TM: The way that Mint Digital have spun out ideas from their main agency with PickLive, for example... I see quite a lot of interesting companies on the borders of what might have been called a digital agency and the way a startup works, and then defining the categories that people want to put them in. Part of the problem is that the world wants to put you into a bucket from the past. It's hard if you're doing innovative work, not to be put into that bucket. But, I really think there's a trend towards that, and why wouldn't there be? People are leaving ad agencies and marketing companies. All the smart people are leaving and doing their own startups. At the other end, you have new graduates looking for jobs, deciding that they will do their own thing. Instead of working for McKinsey or a big ad agency, it has become socially exciting and acceptable to go and do your own thing and have a go at it. That works for us for a recruitment perspective, as we're able to find a place for people that want to work in that kind of environment.
Was SxSW's reception to Picle as you expected?
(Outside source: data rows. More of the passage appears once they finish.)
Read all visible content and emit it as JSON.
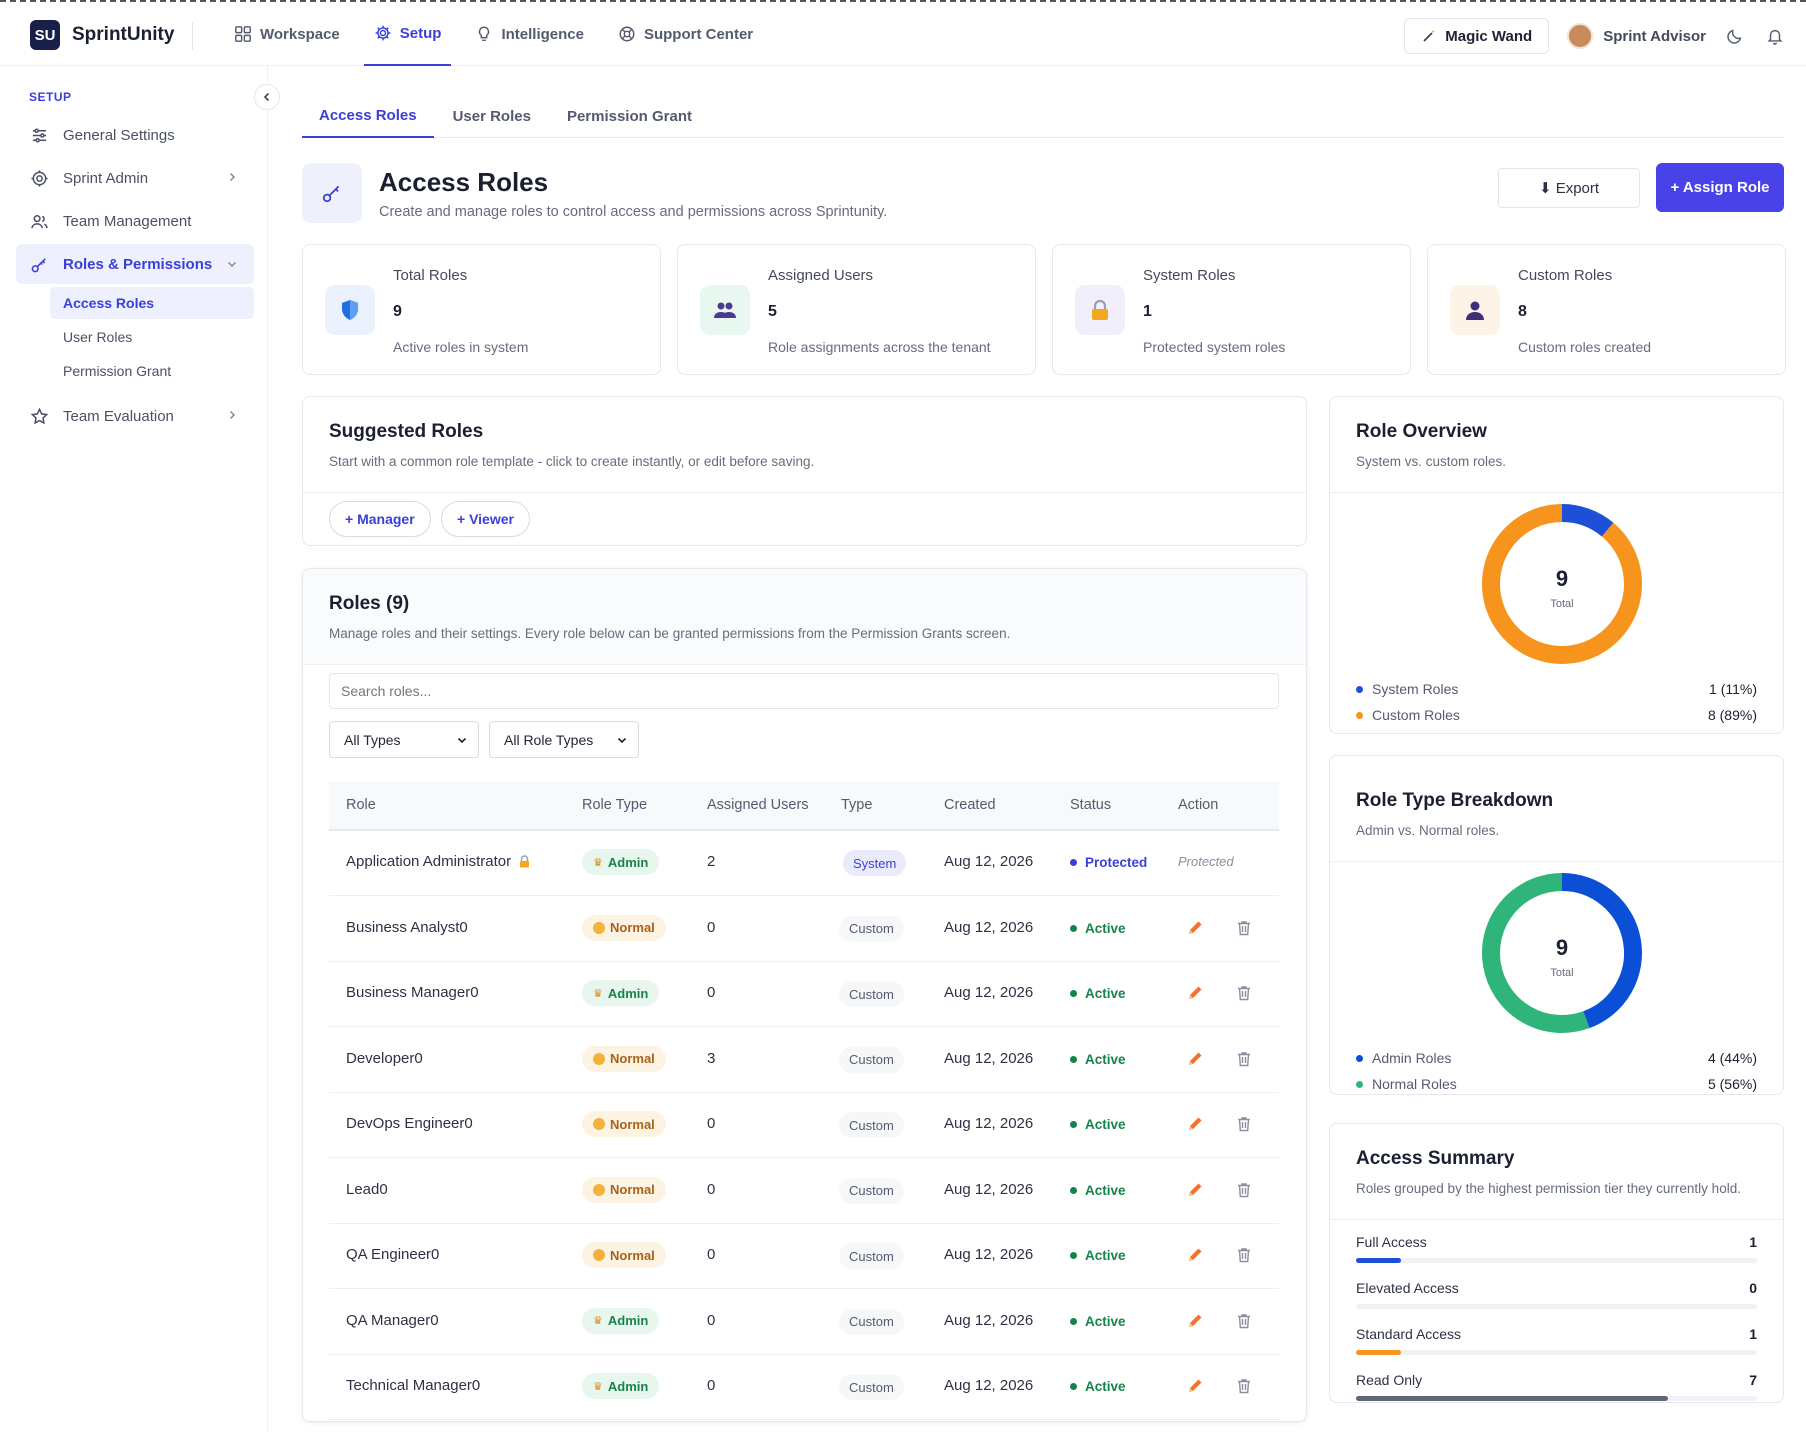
{
  "app": {
    "logo": "SU",
    "name": "SprintUnity"
  },
  "topnav": [
    {
      "label": "Workspace",
      "icon": "grid-icon",
      "active": false
    },
    {
      "label": "Setup",
      "icon": "gear-icon",
      "active": true
    },
    {
      "label": "Intelligence",
      "icon": "lightbulb-icon",
      "active": false
    },
    {
      "label": "Support Center",
      "icon": "lifebuoy-icon",
      "active": false
    }
  ],
  "header_right": {
    "magic_label": "Magic Wand",
    "advisor_label": "Sprint Advisor"
  },
  "sidebar": {
    "heading": "SETUP",
    "items": [
      {
        "label": "General Settings"
      },
      {
        "label": "Sprint Admin"
      },
      {
        "label": "Team Management"
      },
      {
        "label": "Roles & Permissions"
      },
      {
        "label": "Team Evaluation"
      }
    ],
    "subitems": [
      {
        "label": "Access Roles"
      },
      {
        "label": "User Roles"
      },
      {
        "label": "Permission Grant"
      }
    ]
  },
  "tabs": [
    {
      "label": "Access Roles"
    },
    {
      "label": "User Roles"
    },
    {
      "label": "Permission Grant"
    }
  ],
  "page": {
    "title": "Access Roles",
    "subtitle": "Create and manage roles to control access and permissions across Sprintunity.",
    "export_label": "⬇ Export",
    "assign_label": "+ Assign Role"
  },
  "stats": [
    {
      "label": "Total Roles",
      "value": "9",
      "desc": "Active roles in system",
      "icon": "shield-icon",
      "bg": "#eaf1fd"
    },
    {
      "label": "Assigned Users",
      "value": "5",
      "desc": "Role assignments across the tenant",
      "icon": "users-icon",
      "bg": "#e8f7f0"
    },
    {
      "label": "System Roles",
      "value": "1",
      "desc": "Protected system roles",
      "icon": "lock-icon",
      "bg": "#f1effb"
    },
    {
      "label": "Custom Roles",
      "value": "8",
      "desc": "Custom roles created",
      "icon": "person-icon",
      "bg": "#fdf3e6"
    }
  ],
  "suggested": {
    "title": "Suggested Roles",
    "subtitle": "Start with a common role template - click to create instantly, or edit before saving.",
    "buttons": [
      {
        "label": "+ Manager"
      },
      {
        "label": "+ Viewer"
      }
    ]
  },
  "roles": {
    "title": "Roles (9)",
    "subtitle": "Manage roles and their settings. Every role below can be granted permissions from the Permission Grants screen.",
    "search_placeholder": "Search roles...",
    "filter_type": "All Types",
    "filter_role_type": "All Role Types",
    "columns": [
      "Role",
      "Role Type",
      "Assigned Users",
      "Type",
      "Created",
      "Status",
      "Action"
    ],
    "rows": [
      {
        "name": "Application Administrator",
        "lock": true,
        "role_type": "Admin",
        "users": "2",
        "type": "System",
        "created": "Aug 12, 2026",
        "status": "Protected",
        "action": "Protected"
      },
      {
        "name": "Business Analyst0",
        "lock": false,
        "role_type": "Normal",
        "users": "0",
        "type": "Custom",
        "created": "Aug 12, 2026",
        "status": "Active",
        "action": ""
      },
      {
        "name": "Business Manager0",
        "lock": false,
        "role_type": "Admin",
        "users": "0",
        "type": "Custom",
        "created": "Aug 12, 2026",
        "status": "Active",
        "action": ""
      },
      {
        "name": "Developer0",
        "lock": false,
        "role_type": "Normal",
        "users": "3",
        "type": "Custom",
        "created": "Aug 12, 2026",
        "status": "Active",
        "action": ""
      },
      {
        "name": "DevOps Engineer0",
        "lock": false,
        "role_type": "Normal",
        "users": "0",
        "type": "Custom",
        "created": "Aug 12, 2026",
        "status": "Active",
        "action": ""
      },
      {
        "name": "Lead0",
        "lock": false,
        "role_type": "Normal",
        "users": "0",
        "type": "Custom",
        "created": "Aug 12, 2026",
        "status": "Active",
        "action": ""
      },
      {
        "name": "QA Engineer0",
        "lock": false,
        "role_type": "Normal",
        "users": "0",
        "type": "Custom",
        "created": "Aug 12, 2026",
        "status": "Active",
        "action": ""
      },
      {
        "name": "QA Manager0",
        "lock": false,
        "role_type": "Admin",
        "users": "0",
        "type": "Custom",
        "created": "Aug 12, 2026",
        "status": "Active",
        "action": ""
      },
      {
        "name": "Technical Manager0",
        "lock": false,
        "role_type": "Admin",
        "users": "0",
        "type": "Custom",
        "created": "Aug 12, 2026",
        "status": "Active",
        "action": ""
      }
    ]
  },
  "chart_data": [
    {
      "type": "pie",
      "title": "Role Overview",
      "subtitle": "System vs. custom roles.",
      "center_value": "9",
      "center_label": "Total",
      "categories": [
        "System Roles",
        "Custom Roles"
      ],
      "values": [
        1,
        8
      ],
      "value_labels": [
        "1 (11%)",
        "8 (89%)"
      ],
      "colors": [
        "#1d4fd8",
        "#f7941d"
      ]
    },
    {
      "type": "pie",
      "title": "Role Type Breakdown",
      "subtitle": "Admin vs. Normal roles.",
      "center_value": "9",
      "center_label": "Total",
      "categories": [
        "Admin Roles",
        "Normal Roles"
      ],
      "values": [
        4,
        5
      ],
      "value_labels": [
        "4 (44%)",
        "5 (56%)"
      ],
      "colors": [
        "#0b4fd6",
        "#2fb57a"
      ]
    },
    {
      "type": "bar",
      "title": "Access Summary",
      "subtitle": "Roles grouped by the highest permission tier they currently hold.",
      "categories": [
        "Full Access",
        "Elevated Access",
        "Standard Access",
        "Read Only"
      ],
      "values": [
        1,
        0,
        1,
        7
      ],
      "colors": [
        "#1d4fd8",
        "#9aa0ad",
        "#f7941d",
        "#5f6675"
      ]
    }
  ],
  "colors": {
    "accent": "#3b3fd8",
    "primary_button": "#4842e8",
    "active_status": "#17834a",
    "protected_status": "#3b3fd8"
  }
}
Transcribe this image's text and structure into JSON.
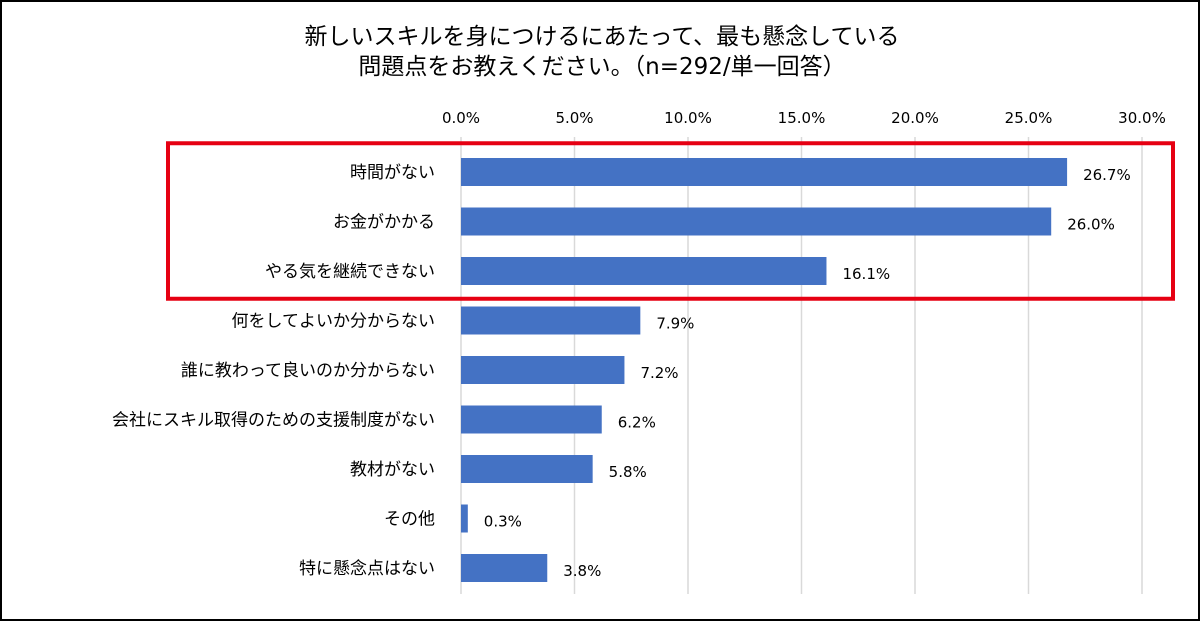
{
  "chart_data": {
    "type": "bar",
    "orientation": "horizontal",
    "title_lines": [
      "新しいスキルを身につけるにあたって、最も懸念している",
      "問題点をお教えください。（n=292/単一回答）"
    ],
    "categories": [
      "時間がない",
      "お金がかかる",
      "やる気を継続できない",
      "何をしてよいか分からない",
      "誰に教わって良いのか分からない",
      "会社にスキル取得のための支援制度がない",
      "教材がない",
      "その他",
      "特に懸念点はない"
    ],
    "values": [
      26.7,
      26.0,
      16.1,
      7.9,
      7.2,
      6.2,
      5.8,
      0.3,
      3.8
    ],
    "value_labels": [
      "26.7%",
      "26.0%",
      "16.1%",
      "7.9%",
      "7.2%",
      "6.2%",
      "5.8%",
      "0.3%",
      "3.8%"
    ],
    "xlim": [
      0,
      30
    ],
    "x_ticks": [
      "0.0%",
      "5.0%",
      "10.0%",
      "15.0%",
      "20.0%",
      "25.0%",
      "30.0%"
    ],
    "x_axis_position": "top",
    "grid": true,
    "highlight": {
      "categories": [
        "時間がない",
        "お金がかかる",
        "やる気を継続できない"
      ],
      "color": "#e60012"
    },
    "colors": {
      "bar": "#4472c4",
      "grid": "#d9d9d9"
    }
  }
}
AH: It was a lot more than we expected. One of the best things out of it was seeing someone using it in the street. It's one of the proudest moments, from a product point of view. The rest was icing on the cake: to get into Forbes, to have Fast Company talk about it, for Apple to tweet it from the App Store account. We have seen loads of people make their own stories with it, including making cakes, and holding birthday parties. There was a musician on Picle the other day; it looked like he was in a bar, and it panned around and it turned out that he was backstage, jamming with a couple of vocalists. That was awesome.
TM: We didn't expect to see it in Forbes. That good feeling about Picle was really lovely. We want to make Picle better and better. At the moment, it's the beginning of the beginning. It's malleable, and there's enough there for us to do new stuff [to it] and for it to change radically, so we get it right. The great thing about it is that we now have a good feeling that, at the core of the experience, it is something that people want to do. That's what was validated at SxSW.
What's great about it is that it's simplistic. It's a facilitator for storytelling, with no bells and whistles.